Undoubtedly, that design makes DIDs an enabler for self-controlled identities or what is commonly referred to as self-sovereign identities. DIDs lend themselves well to Verifiable Credentials. Verifiable Credentials are similar to certificates: They are documents containing an assertion of authority that a key identified via the DID possesses certain attributes. The authority is identified by another DID that is part of the trust structure. The holder of a Verifiable Credential can then use the same and present it to various parties using proof-of-holder mechanisms. As all keys are identified via DIDs, credentials and their presentations can be verified without contacting an authority, issuer, or any other central system. An environment where users can control how they want to be identified (which identifier to use) and what part of their identity to share with whom, is not one solution but the carefully designed orchestration of several building blocks where DIDs form the foundation.
Truth: DIDs Do Not Solve All Problems
Some identity providers today have tremendous control over their users' data. Yet, it's problematic and even dangerous when a single player has so much power that it (or others) can eventually abuse. Therefore I like the idea of a self-controlled identity, where individuals don't rely on an authentication authority.

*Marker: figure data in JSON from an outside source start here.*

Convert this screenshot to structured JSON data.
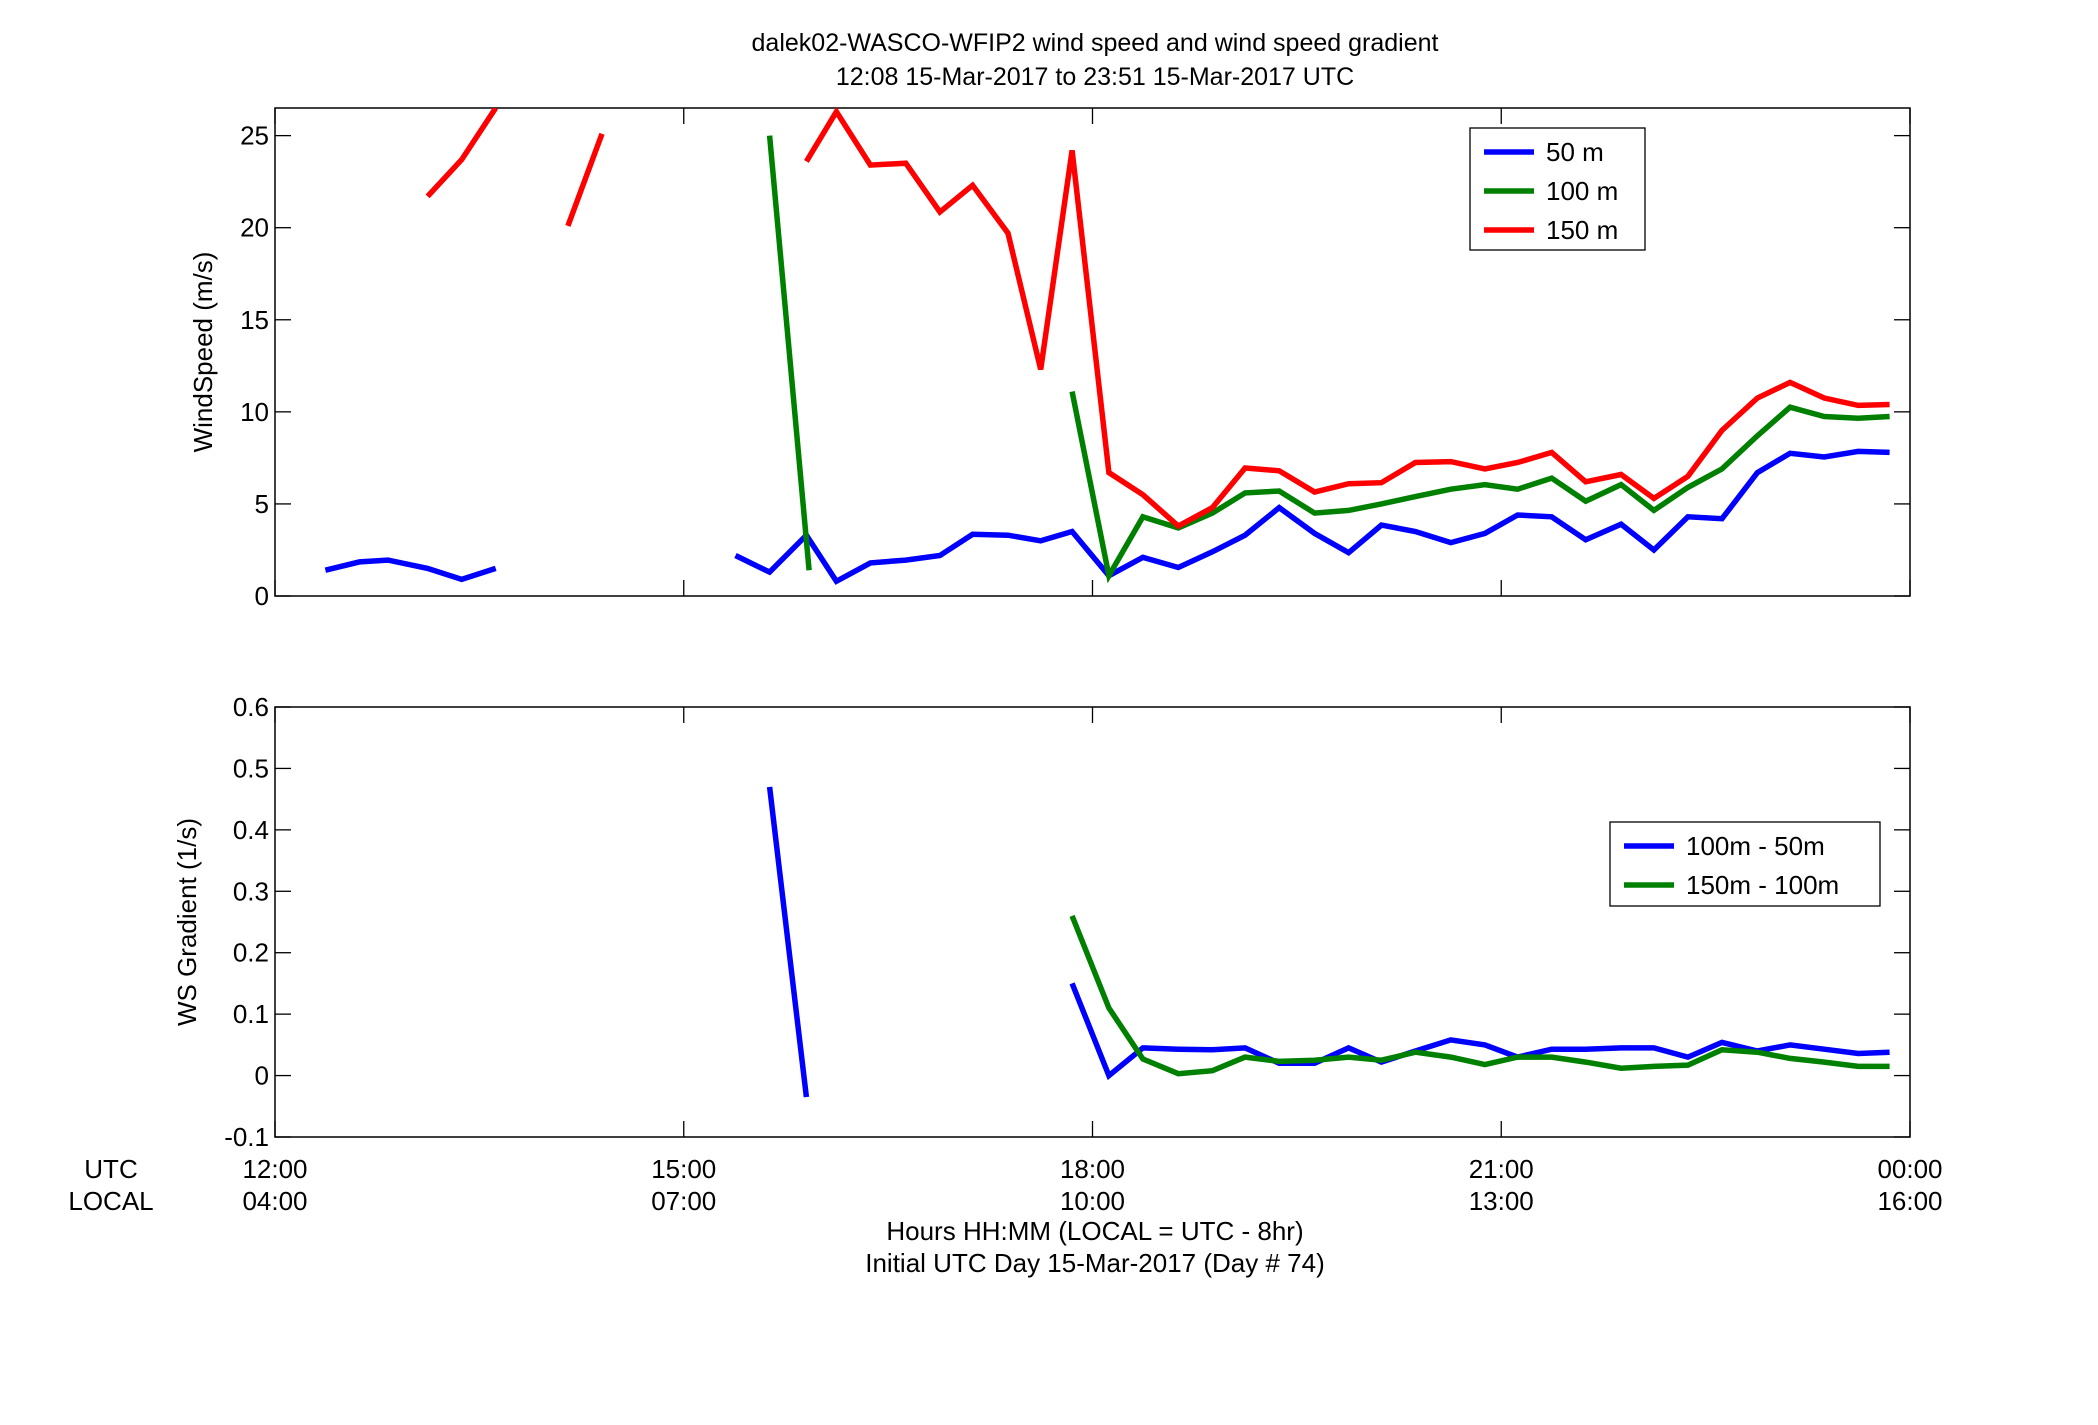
{
  "title": {
    "line1": "dalek02-WASCO-WFIP2  wind speed and wind speed gradient",
    "line2": "12:08 15-Mar-2017 to 23:51 15-Mar-2017  UTC"
  },
  "x_axis": {
    "row_label_utc": "UTC",
    "row_label_local": "LOCAL",
    "label_line1": "Hours HH:MM  (LOCAL = UTC - 8hr)",
    "label_line2": "Initial UTC Day 15-Mar-2017 (Day # 74)"
  },
  "chart_data": [
    {
      "id": "windspeed",
      "type": "line",
      "ylabel": "WindSpeed (m/s)",
      "xlabel": "Hours HH:MM  (LOCAL = UTC - 8hr)",
      "xlim": [
        12,
        24
      ],
      "ylim": [
        0,
        26.5
      ],
      "yticks": [
        0,
        5,
        10,
        15,
        20,
        25
      ],
      "ytick_labels": [
        "0",
        "5",
        "10",
        "15",
        "20",
        "25"
      ],
      "xticks": [
        12,
        15,
        18,
        21,
        24
      ],
      "xtick_labels_utc": [
        "12:00",
        "15:00",
        "18:00",
        "21:00",
        "00:00"
      ],
      "xtick_labels_local": [
        "04:00",
        "07:00",
        "10:00",
        "13:00",
        "16:00"
      ],
      "grid": false,
      "legend_position": "top-right",
      "series": [
        {
          "name": "50 m",
          "color": "#0000ff",
          "points": [
            [
              12.37,
              1.4
            ],
            [
              12.62,
              1.85
            ],
            [
              12.83,
              1.95
            ],
            [
              13.12,
              1.5
            ],
            [
              13.37,
              0.9
            ],
            [
              13.62,
              1.5
            ],
            null,
            [
              15.38,
              2.2
            ],
            [
              15.63,
              1.3
            ],
            [
              15.9,
              3.3
            ],
            [
              16.12,
              0.8
            ],
            [
              16.37,
              1.8
            ],
            [
              16.63,
              1.95
            ],
            [
              16.88,
              2.2
            ],
            [
              17.12,
              3.35
            ],
            [
              17.38,
              3.3
            ],
            [
              17.62,
              3.0
            ],
            [
              17.85,
              3.5
            ],
            [
              18.12,
              1.1
            ],
            [
              18.37,
              2.1
            ],
            [
              18.63,
              1.55
            ],
            [
              18.88,
              2.4
            ],
            [
              19.12,
              3.3
            ],
            [
              19.37,
              4.8
            ],
            [
              19.63,
              3.4
            ],
            [
              19.88,
              2.35
            ],
            [
              20.12,
              3.85
            ],
            [
              20.37,
              3.5
            ],
            [
              20.63,
              2.9
            ],
            [
              20.88,
              3.4
            ],
            [
              21.12,
              4.4
            ],
            [
              21.37,
              4.3
            ],
            [
              21.62,
              3.05
            ],
            [
              21.88,
              3.9
            ],
            [
              22.12,
              2.5
            ],
            [
              22.37,
              4.3
            ],
            [
              22.62,
              4.2
            ],
            [
              22.88,
              6.7
            ],
            [
              23.12,
              7.75
            ],
            [
              23.37,
              7.55
            ],
            [
              23.62,
              7.85
            ],
            [
              23.85,
              7.8
            ]
          ]
        },
        {
          "name": "100 m",
          "color": "#008000",
          "points": [
            [
              15.63,
              25.0
            ],
            [
              15.92,
              1.4
            ],
            null,
            [
              17.85,
              11.1
            ],
            [
              18.12,
              1.1
            ],
            [
              18.37,
              4.3
            ],
            [
              18.63,
              3.7
            ],
            [
              18.88,
              4.5
            ],
            [
              19.12,
              5.6
            ],
            [
              19.37,
              5.7
            ],
            [
              19.63,
              4.5
            ],
            [
              19.88,
              4.65
            ],
            [
              20.12,
              5.0
            ],
            [
              20.37,
              5.4
            ],
            [
              20.63,
              5.8
            ],
            [
              20.88,
              6.05
            ],
            [
              21.12,
              5.8
            ],
            [
              21.37,
              6.4
            ],
            [
              21.62,
              5.15
            ],
            [
              21.88,
              6.05
            ],
            [
              22.12,
              4.65
            ],
            [
              22.37,
              5.9
            ],
            [
              22.62,
              6.9
            ],
            [
              22.88,
              8.7
            ],
            [
              23.12,
              10.25
            ],
            [
              23.37,
              9.75
            ],
            [
              23.62,
              9.65
            ],
            [
              23.85,
              9.75
            ]
          ]
        },
        {
          "name": "150 m",
          "color": "#ff0000",
          "points": [
            [
              13.12,
              21.7
            ],
            [
              13.37,
              23.7
            ],
            [
              13.62,
              26.5
            ],
            null,
            [
              14.15,
              20.1
            ],
            [
              14.4,
              25.1
            ],
            null,
            [
              15.9,
              23.6
            ],
            [
              16.12,
              26.3
            ],
            [
              16.37,
              23.4
            ],
            [
              16.63,
              23.5
            ],
            [
              16.88,
              20.85
            ],
            [
              17.12,
              22.3
            ],
            [
              17.38,
              19.7
            ],
            [
              17.62,
              12.3
            ],
            [
              17.85,
              24.2
            ],
            [
              18.12,
              6.7
            ],
            [
              18.37,
              5.5
            ],
            [
              18.63,
              3.8
            ],
            [
              18.88,
              4.8
            ],
            [
              19.12,
              6.95
            ],
            [
              19.37,
              6.8
            ],
            [
              19.63,
              5.65
            ],
            [
              19.88,
              6.1
            ],
            [
              20.12,
              6.15
            ],
            [
              20.37,
              7.25
            ],
            [
              20.63,
              7.3
            ],
            [
              20.88,
              6.9
            ],
            [
              21.12,
              7.25
            ],
            [
              21.37,
              7.8
            ],
            [
              21.62,
              6.2
            ],
            [
              21.88,
              6.6
            ],
            [
              22.12,
              5.3
            ],
            [
              22.37,
              6.5
            ],
            [
              22.62,
              9.0
            ],
            [
              22.88,
              10.75
            ],
            [
              23.12,
              11.6
            ],
            [
              23.37,
              10.75
            ],
            [
              23.62,
              10.35
            ],
            [
              23.85,
              10.4
            ]
          ]
        }
      ]
    },
    {
      "id": "gradient",
      "type": "line",
      "ylabel": "WS Gradient (1/s)",
      "xlabel": "Hours HH:MM  (LOCAL = UTC - 8hr)",
      "xlim": [
        12,
        24
      ],
      "ylim": [
        -0.1,
        0.6
      ],
      "yticks": [
        -0.1,
        0,
        0.1,
        0.2,
        0.3,
        0.4,
        0.5,
        0.6
      ],
      "ytick_labels": [
        "-0.1",
        "0",
        "0.1",
        "0.2",
        "0.3",
        "0.4",
        "0.5",
        "0.6"
      ],
      "xticks": [
        12,
        15,
        18,
        21,
        24
      ],
      "xtick_labels_utc": [
        "12:00",
        "15:00",
        "18:00",
        "21:00",
        "00:00"
      ],
      "xtick_labels_local": [
        "04:00",
        "07:00",
        "10:00",
        "13:00",
        "16:00"
      ],
      "grid": false,
      "legend_position": "right",
      "series": [
        {
          "name": "100m - 50m",
          "color": "#0000ff",
          "points": [
            [
              15.63,
              0.47
            ],
            [
              15.9,
              -0.035
            ],
            null,
            [
              17.85,
              0.15
            ],
            [
              18.12,
              0.0
            ],
            [
              18.37,
              0.045
            ],
            [
              18.63,
              0.043
            ],
            [
              18.88,
              0.042
            ],
            [
              19.12,
              0.045
            ],
            [
              19.37,
              0.02
            ],
            [
              19.63,
              0.02
            ],
            [
              19.88,
              0.045
            ],
            [
              20.12,
              0.022
            ],
            [
              20.37,
              0.04
            ],
            [
              20.63,
              0.058
            ],
            [
              20.88,
              0.05
            ],
            [
              21.12,
              0.03
            ],
            [
              21.37,
              0.043
            ],
            [
              21.62,
              0.043
            ],
            [
              21.88,
              0.045
            ],
            [
              22.12,
              0.045
            ],
            [
              22.37,
              0.03
            ],
            [
              22.62,
              0.054
            ],
            [
              22.88,
              0.04
            ],
            [
              23.12,
              0.05
            ],
            [
              23.37,
              0.043
            ],
            [
              23.62,
              0.036
            ],
            [
              23.85,
              0.038
            ]
          ]
        },
        {
          "name": "150m - 100m",
          "color": "#008000",
          "points": [
            [
              17.85,
              0.26
            ],
            [
              18.12,
              0.11
            ],
            [
              18.37,
              0.027
            ],
            [
              18.63,
              0.003
            ],
            [
              18.88,
              0.008
            ],
            [
              19.12,
              0.03
            ],
            [
              19.37,
              0.023
            ],
            [
              19.63,
              0.025
            ],
            [
              19.88,
              0.03
            ],
            [
              20.12,
              0.025
            ],
            [
              20.37,
              0.038
            ],
            [
              20.63,
              0.03
            ],
            [
              20.88,
              0.018
            ],
            [
              21.12,
              0.03
            ],
            [
              21.37,
              0.03
            ],
            [
              21.62,
              0.022
            ],
            [
              21.88,
              0.012
            ],
            [
              22.12,
              0.015
            ],
            [
              22.37,
              0.017
            ],
            [
              22.62,
              0.042
            ],
            [
              22.88,
              0.038
            ],
            [
              23.12,
              0.028
            ],
            [
              23.37,
              0.022
            ],
            [
              23.62,
              0.015
            ],
            [
              23.85,
              0.015
            ]
          ]
        }
      ]
    }
  ]
}
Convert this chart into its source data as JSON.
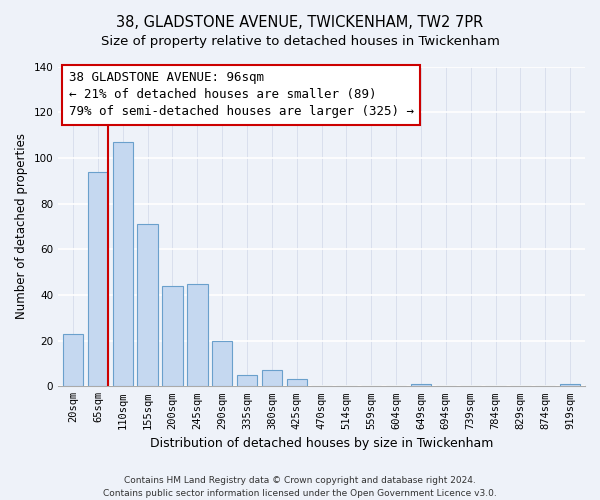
{
  "title": "38, GLADSTONE AVENUE, TWICKENHAM, TW2 7PR",
  "subtitle": "Size of property relative to detached houses in Twickenham",
  "xlabel": "Distribution of detached houses by size in Twickenham",
  "ylabel": "Number of detached properties",
  "bar_labels": [
    "20sqm",
    "65sqm",
    "110sqm",
    "155sqm",
    "200sqm",
    "245sqm",
    "290sqm",
    "335sqm",
    "380sqm",
    "425sqm",
    "470sqm",
    "514sqm",
    "559sqm",
    "604sqm",
    "649sqm",
    "694sqm",
    "739sqm",
    "784sqm",
    "829sqm",
    "874sqm",
    "919sqm"
  ],
  "bar_values": [
    23,
    94,
    107,
    71,
    44,
    45,
    20,
    5,
    7,
    3,
    0,
    0,
    0,
    0,
    1,
    0,
    0,
    0,
    0,
    0,
    1
  ],
  "bar_color": "#c5d8f0",
  "bar_edge_color": "#6aa0cc",
  "vline_color": "#cc0000",
  "ylim": [
    0,
    140
  ],
  "yticks": [
    0,
    20,
    40,
    60,
    80,
    100,
    120,
    140
  ],
  "annotation_title": "38 GLADSTONE AVENUE: 96sqm",
  "annotation_line1": "← 21% of detached houses are smaller (89)",
  "annotation_line2": "79% of semi-detached houses are larger (325) →",
  "footer_line1": "Contains HM Land Registry data © Crown copyright and database right 2024.",
  "footer_line2": "Contains public sector information licensed under the Open Government Licence v3.0.",
  "background_color": "#eef2f9",
  "grid_color": "#d0d8e8",
  "title_fontsize": 10.5,
  "subtitle_fontsize": 9.5,
  "xlabel_fontsize": 9,
  "ylabel_fontsize": 8.5,
  "tick_fontsize": 7.5,
  "annotation_fontsize": 9,
  "footer_fontsize": 6.5
}
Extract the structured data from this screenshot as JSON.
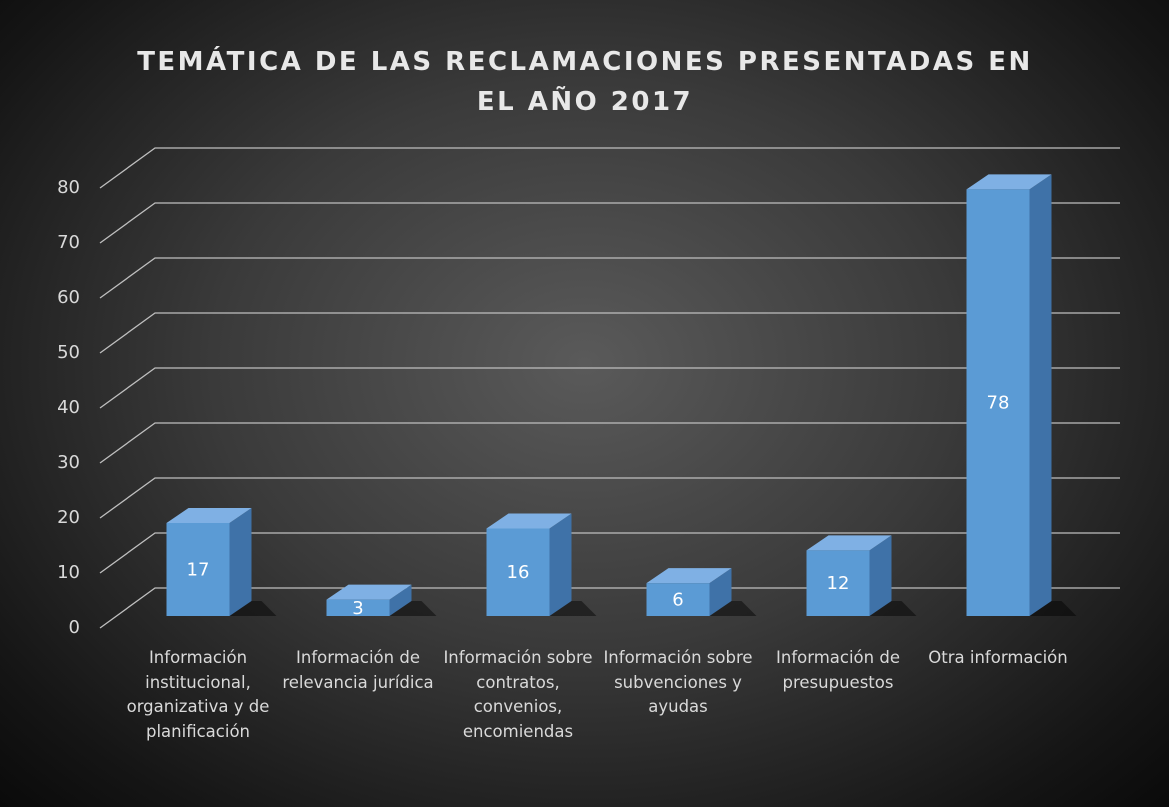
{
  "chart_data": {
    "type": "bar3d",
    "title": "TEMÁTICA DE LAS RECLAMACIONES PRESENTADAS EN EL AÑO 2017",
    "categories": [
      "Información institucional, organizativa y de planificación",
      "Información de relevancia jurídica",
      "Información sobre contratos, convenios, encomiendas",
      "Información sobre subvenciones y ayudas",
      "Información de presupuestos",
      "Otra información"
    ],
    "values": [
      17,
      3,
      16,
      6,
      12,
      78
    ],
    "color": "#5b9bd5",
    "ylim": [
      0,
      80
    ],
    "yticks": [
      0,
      10,
      20,
      30,
      40,
      50,
      60,
      70,
      80
    ],
    "grid": true
  }
}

DIDs play a vital role in that movement, and it is fascinating to follow all the ideas and experiments people come up with using DIDs. However, DIDs do not solve all problems. The industry will require harmonization with best-in-class solutions if DIDs are to become sustainable.
DIDs still do not solve the big question: How do we establish trust in a self-controlled identity ecosystem? Even with a decentralized approach, one or more authorities still issue Verifiable Credentials or similar attestations. Holders and verifiers need to be able to verify the authority and that the authority is indeed authoritative for a given attestation. A trusted issuer registry could be a solution, yet, who would maintain such a registry? Can you maintain it in a decentralized manner?
If something goes wrong in issuing the Verifiable Credential, the system will break. How do we ensure the process is secure and provide a fallback method, such as revoking a verifiable credential or DID? Is there a pure decentralized way to achieve that? Are DIDs really as innovative as we believe them to be, or will we end up with a PKI-similar system, only decentralized using new data formats and protocols?
Even with Decentralized Identifiers, authorities will likely still play an essential role in self-controlled identities as they will be central to establishing trust. Today, we preach using a central Identity and Access Management System to secure your business. This recommendation won't change in the near future because although trust is centralized, identifiers don't necessarily have to be.